The best part of going back to her hometown - friends who are like family.
Sykes and her sister Daphne were thrilled to stroll back through their old neighborhood in Compton, where they grew up on South Poinsettia Avenue.
They spent their summers mostly outside playing with all the other kids on the block.
Thanks to the Foothill Force Jump Rope Team from La Cañada for joining us in Compton this morning! What do you think? Can I still Double Dutch? #compton #memories #doubledutch #jumprope pic.twitter.com/jWZgdPVXvj— Leslie Sykes (@abc7leslie) July 25, 2018
In 1970, her parents, Abel and Sylvia Sykes, moved their three daughters from San Diego to the "hub city."
Sykes' father has since passed, but the Abel B. Sykes Jr. Child Development Center stands in his memory at Compton College. Abel Sykes was the college's first African-American president.
"We miss him so much. He was a consummate professional and outstanding leader," said Legrand Clegg, former Compton City attorney.
Sykes said she also took advantage of the city's rich agricultural roots.
It's still not uncommon to see urban cowboys and backyard stables in the Richland Farms area of Compton. It's where she rode horses year-round, the area is also home to the Compton Jr. Posse.
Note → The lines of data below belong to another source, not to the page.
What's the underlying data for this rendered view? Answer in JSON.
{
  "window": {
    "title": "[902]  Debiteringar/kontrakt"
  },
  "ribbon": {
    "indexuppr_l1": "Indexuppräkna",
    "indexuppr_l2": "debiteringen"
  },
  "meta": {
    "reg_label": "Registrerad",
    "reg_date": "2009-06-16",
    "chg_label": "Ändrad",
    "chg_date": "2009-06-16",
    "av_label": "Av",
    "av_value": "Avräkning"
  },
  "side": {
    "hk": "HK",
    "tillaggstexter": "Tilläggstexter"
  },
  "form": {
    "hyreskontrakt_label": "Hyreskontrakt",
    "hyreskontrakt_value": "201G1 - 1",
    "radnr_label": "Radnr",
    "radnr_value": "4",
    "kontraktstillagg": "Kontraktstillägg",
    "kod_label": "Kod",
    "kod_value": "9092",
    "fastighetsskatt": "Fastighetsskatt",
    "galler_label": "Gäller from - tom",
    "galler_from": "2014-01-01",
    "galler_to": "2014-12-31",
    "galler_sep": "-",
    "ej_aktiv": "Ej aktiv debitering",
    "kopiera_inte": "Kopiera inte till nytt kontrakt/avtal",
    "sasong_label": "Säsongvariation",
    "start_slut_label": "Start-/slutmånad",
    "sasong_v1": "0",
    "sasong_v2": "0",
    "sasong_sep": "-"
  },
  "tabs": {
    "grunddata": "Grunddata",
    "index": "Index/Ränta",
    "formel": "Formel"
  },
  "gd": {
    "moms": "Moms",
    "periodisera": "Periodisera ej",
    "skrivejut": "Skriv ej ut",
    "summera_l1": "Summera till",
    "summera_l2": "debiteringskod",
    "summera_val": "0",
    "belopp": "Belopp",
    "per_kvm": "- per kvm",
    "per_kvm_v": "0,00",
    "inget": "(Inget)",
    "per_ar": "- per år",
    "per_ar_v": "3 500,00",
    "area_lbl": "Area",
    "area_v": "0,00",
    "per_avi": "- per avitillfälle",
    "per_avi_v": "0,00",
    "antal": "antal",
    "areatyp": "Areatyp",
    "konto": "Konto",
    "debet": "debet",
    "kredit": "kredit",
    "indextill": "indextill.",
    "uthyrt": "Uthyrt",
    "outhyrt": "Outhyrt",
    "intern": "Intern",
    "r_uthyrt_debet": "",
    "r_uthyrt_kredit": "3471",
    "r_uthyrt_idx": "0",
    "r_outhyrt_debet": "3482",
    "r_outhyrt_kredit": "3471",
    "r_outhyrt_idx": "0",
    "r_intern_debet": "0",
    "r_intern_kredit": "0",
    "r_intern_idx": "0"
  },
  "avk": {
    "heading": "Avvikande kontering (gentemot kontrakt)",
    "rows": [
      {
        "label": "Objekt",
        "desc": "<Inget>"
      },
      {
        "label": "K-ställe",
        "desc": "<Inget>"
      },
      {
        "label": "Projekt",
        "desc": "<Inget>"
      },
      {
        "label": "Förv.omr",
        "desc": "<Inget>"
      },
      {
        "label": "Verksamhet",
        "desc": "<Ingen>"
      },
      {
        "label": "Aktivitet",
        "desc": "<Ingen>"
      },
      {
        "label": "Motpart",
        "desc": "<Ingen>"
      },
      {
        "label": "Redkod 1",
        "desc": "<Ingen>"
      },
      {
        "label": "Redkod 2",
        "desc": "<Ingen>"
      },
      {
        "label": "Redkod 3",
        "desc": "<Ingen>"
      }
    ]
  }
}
The McDonald's on Long Beach Boulevard was where she got her first job. Back then, it looked very different.
"You'll see self-order kiosks, digital menu boards," said owner Nicole Enearu.
Compton summers revolved around the pool. Lueders Park still provides neighborhood kids with affordable lessons and a place to cool off and have fun.
Sykes said Compton is a community that helped make her who she is today.